Então, o alvo de “The Society” são os ricos?

Tu ganhas a lotaria, e pensas que tornarás poderoso porque ganhaste por fim muito dinheiro, mas não! O poder já vem de família, do sangue que corre nas veias. Gostamos de pensar que os poderosos são celebridades como a Rihanna, mas não, os poderosos não dão a cara, nem sequer os conhecemos. E só representa 1% da população, mas são eles, os ricos, que usam os outros, dominam-os.

A paranóia não é conspiração, tu não vês quem tem o poder. O alvo de “The Society” é a sociedade, não são exclusivamente os ricos nem sequer as classes. Mas lembrem-se, no final Billy vence. Ele vence os seus fantasmas, os seus medos, esmurra o seu “pai”, depois foge e ninguém o persegue. Entenderam, ninguém vai atrás dele, afinal, por que perseguir? Os ricos exploram-nos, entendem? (risos)

Apesar do conceito, “The Society” é um filme sério, é isso?

Ou seja, “The Society” lida com inúmeros elementos, ao mesmo tempo que tem a base de vários filmes de terror. Quis tentar divertir-me com isso, parecendo um daqueles casos em que uma nave espacial traz algo de mau do espaço. Contudo, nunca tive intenção de fazer Society um filme sério, nem sequer de alcançar a posição de um artista. Quis fazer um tipo de horror com este tipo de material bom. Foi quase como fazer “The Exorcist” (sim, é mais sério que “The Society”), o quão divertido é de ver aquela rapariga a ser possuída, isso é que é um filme de género. Por isso nos divertimos com o exploitation, fizemos de A Sociedade uma espécie nova.

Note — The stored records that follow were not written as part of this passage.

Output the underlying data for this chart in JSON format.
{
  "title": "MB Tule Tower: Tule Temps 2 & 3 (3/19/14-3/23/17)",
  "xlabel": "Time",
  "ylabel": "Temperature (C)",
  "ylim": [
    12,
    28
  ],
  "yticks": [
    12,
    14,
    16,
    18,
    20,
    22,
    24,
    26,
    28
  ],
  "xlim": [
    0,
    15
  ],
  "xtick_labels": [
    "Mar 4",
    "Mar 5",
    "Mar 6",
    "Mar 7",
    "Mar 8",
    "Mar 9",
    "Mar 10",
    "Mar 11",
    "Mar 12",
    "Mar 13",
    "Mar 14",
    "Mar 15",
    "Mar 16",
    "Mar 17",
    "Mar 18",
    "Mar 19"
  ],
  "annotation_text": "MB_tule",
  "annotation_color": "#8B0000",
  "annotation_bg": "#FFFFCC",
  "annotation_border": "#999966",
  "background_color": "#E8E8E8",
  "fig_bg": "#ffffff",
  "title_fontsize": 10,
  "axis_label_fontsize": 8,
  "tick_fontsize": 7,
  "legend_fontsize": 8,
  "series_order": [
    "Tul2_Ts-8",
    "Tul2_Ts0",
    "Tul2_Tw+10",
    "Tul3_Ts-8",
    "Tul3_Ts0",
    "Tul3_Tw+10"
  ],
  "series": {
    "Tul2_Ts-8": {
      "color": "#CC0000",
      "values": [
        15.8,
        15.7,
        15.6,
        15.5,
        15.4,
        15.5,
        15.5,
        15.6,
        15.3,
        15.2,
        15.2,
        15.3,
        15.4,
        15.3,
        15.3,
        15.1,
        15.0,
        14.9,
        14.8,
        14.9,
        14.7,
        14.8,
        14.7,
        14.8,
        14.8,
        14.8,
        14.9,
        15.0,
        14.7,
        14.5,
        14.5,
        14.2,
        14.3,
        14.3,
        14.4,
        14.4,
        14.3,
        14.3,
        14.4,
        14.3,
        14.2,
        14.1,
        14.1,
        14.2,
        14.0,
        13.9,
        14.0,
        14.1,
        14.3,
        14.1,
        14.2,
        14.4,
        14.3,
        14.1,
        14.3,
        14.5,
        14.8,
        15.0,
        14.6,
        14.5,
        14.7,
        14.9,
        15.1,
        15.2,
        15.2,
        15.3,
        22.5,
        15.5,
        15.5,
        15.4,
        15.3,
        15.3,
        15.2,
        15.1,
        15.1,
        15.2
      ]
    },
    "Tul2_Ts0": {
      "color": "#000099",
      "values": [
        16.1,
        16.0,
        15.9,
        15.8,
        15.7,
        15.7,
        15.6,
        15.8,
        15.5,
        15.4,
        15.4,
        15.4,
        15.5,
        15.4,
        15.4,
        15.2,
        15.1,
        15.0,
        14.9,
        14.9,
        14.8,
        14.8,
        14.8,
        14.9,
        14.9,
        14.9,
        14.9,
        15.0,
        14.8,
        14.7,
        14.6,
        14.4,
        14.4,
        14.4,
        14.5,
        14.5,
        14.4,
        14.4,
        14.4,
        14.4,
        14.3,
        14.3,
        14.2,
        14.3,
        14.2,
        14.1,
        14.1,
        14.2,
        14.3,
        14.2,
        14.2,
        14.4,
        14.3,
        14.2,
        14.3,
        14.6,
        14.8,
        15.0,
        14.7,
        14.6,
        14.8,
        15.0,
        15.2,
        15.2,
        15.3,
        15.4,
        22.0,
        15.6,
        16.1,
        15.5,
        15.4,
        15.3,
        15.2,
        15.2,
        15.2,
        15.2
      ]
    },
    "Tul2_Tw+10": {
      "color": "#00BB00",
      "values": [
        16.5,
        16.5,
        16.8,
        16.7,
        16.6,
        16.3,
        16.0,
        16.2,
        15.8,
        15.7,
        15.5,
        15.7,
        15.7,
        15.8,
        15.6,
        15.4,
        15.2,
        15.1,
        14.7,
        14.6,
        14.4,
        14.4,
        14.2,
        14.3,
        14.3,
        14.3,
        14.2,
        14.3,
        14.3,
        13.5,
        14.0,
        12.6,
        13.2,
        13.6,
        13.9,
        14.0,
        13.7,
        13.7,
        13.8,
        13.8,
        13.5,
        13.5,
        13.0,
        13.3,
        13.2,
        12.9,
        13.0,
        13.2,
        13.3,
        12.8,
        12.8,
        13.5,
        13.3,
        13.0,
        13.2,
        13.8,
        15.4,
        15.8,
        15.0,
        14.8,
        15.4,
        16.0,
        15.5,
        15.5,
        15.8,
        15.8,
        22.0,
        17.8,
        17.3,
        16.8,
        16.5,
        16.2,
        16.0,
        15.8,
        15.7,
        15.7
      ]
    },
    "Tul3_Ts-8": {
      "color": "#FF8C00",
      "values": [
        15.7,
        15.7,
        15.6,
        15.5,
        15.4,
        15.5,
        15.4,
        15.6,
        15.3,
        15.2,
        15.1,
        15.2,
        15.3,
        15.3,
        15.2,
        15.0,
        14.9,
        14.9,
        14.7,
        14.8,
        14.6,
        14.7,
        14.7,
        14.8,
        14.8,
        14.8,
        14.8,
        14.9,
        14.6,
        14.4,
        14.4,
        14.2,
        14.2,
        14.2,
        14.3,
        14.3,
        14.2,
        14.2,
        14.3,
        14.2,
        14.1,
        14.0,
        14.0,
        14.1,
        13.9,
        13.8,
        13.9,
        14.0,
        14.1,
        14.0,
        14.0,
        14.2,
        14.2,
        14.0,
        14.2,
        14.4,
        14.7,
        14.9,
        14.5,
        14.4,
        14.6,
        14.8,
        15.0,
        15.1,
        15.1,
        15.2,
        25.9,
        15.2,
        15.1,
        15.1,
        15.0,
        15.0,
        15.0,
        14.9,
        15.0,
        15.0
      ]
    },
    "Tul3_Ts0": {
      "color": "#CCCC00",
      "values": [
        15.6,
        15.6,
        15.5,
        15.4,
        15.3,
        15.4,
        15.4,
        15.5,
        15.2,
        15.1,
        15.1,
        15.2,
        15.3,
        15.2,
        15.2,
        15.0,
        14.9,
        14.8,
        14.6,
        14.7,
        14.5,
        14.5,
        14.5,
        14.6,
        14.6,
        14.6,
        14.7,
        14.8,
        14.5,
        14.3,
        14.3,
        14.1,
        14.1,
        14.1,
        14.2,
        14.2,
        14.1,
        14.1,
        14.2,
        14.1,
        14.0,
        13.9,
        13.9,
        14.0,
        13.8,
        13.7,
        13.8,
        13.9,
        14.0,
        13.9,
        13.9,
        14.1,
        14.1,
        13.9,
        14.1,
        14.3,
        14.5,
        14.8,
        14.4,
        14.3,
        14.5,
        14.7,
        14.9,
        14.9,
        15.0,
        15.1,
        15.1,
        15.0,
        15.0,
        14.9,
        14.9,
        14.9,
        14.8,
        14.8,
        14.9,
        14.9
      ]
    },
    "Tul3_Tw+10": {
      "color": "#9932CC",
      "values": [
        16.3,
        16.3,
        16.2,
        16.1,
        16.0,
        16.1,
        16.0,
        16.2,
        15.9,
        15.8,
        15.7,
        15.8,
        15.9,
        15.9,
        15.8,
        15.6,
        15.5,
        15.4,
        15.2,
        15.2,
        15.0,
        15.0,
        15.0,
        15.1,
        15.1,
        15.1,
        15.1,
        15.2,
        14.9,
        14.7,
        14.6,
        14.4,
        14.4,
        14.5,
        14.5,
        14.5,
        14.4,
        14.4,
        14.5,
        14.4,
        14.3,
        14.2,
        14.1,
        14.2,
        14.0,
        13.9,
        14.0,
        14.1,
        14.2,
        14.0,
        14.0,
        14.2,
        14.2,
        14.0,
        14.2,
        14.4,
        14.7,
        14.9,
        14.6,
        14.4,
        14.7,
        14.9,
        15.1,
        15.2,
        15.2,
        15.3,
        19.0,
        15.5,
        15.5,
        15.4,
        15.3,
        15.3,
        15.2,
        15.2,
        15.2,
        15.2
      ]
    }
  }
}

O Brian tem medo de dentistas?

Fiquei com mais medo dos dentistas depois de fazer “The Dentist” [risos]. As pessoas acreditam que quando fazemos filmes sobre os nossos medos, deixamos de os ter, mas quando fiz “The Dentist” fiquei completamente horrorizado. Comecei a imaginar, a perceber, como tudo aquilo funciona. Sim, isso é que é horror.